In it, a talking female chimpanzee was to be sterilized, if not outright murdered, along with her chimp husband. The president of the United States, played by that guy who’d been Commodore Decker on the original Star Trek, said to his science advisor, played by Victor from the Y R, “Now, what do you expect me and the United Nations, though not necessarily in that order, to do about it? Alter what you believe to be the future by slaughtering two innocents, or rather three, now that one of them is pregnant? Herod tried that, and Christ survived.”

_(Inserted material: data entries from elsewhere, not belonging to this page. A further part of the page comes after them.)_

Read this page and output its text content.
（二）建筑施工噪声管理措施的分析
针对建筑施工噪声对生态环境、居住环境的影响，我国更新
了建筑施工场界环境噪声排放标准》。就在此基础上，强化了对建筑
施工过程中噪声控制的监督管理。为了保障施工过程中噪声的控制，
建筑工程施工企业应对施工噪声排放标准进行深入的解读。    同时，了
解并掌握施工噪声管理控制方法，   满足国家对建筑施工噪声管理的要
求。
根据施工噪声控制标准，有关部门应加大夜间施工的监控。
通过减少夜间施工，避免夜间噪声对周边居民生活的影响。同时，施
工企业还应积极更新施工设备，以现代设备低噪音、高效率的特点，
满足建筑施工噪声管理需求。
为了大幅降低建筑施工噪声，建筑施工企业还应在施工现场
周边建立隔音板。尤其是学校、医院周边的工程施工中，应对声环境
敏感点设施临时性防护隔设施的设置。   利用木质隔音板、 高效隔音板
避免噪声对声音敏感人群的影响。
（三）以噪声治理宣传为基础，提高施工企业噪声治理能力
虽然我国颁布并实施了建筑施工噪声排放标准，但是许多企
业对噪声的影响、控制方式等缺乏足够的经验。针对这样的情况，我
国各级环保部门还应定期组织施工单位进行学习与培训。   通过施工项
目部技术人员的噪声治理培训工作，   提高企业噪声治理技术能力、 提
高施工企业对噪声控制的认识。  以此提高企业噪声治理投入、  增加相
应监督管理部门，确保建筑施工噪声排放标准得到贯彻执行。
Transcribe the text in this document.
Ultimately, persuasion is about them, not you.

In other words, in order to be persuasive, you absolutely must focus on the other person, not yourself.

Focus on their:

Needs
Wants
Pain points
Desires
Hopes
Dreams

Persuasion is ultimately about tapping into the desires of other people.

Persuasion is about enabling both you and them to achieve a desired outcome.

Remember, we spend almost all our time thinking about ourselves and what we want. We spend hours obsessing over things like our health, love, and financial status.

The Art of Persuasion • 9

And the science advisor had said, absolutely cold-bloodedly, “Herod lacked our facilities.”

Shoshana shook her head as she thought back to it. There were real scientists like that; she’d encountered plenty of them.

“And, damn it,” continued Marcuse, looking at Juan on the monitor, “Hobo is the only known living chimp-bonobo hybrid. That arguably makes him the most-endangered species of all! If anyone — if your own goddamn mother! — asks you a question about Hobo, you don’t say word one until you’ve cleared it with me, capisce?”

Juan looked down and to the right, averting his eyes from Marcuse’s on-screen gaze, and he bowed his head slightly, and when he spoke it was barely more than a whisper. “Yes, sir.”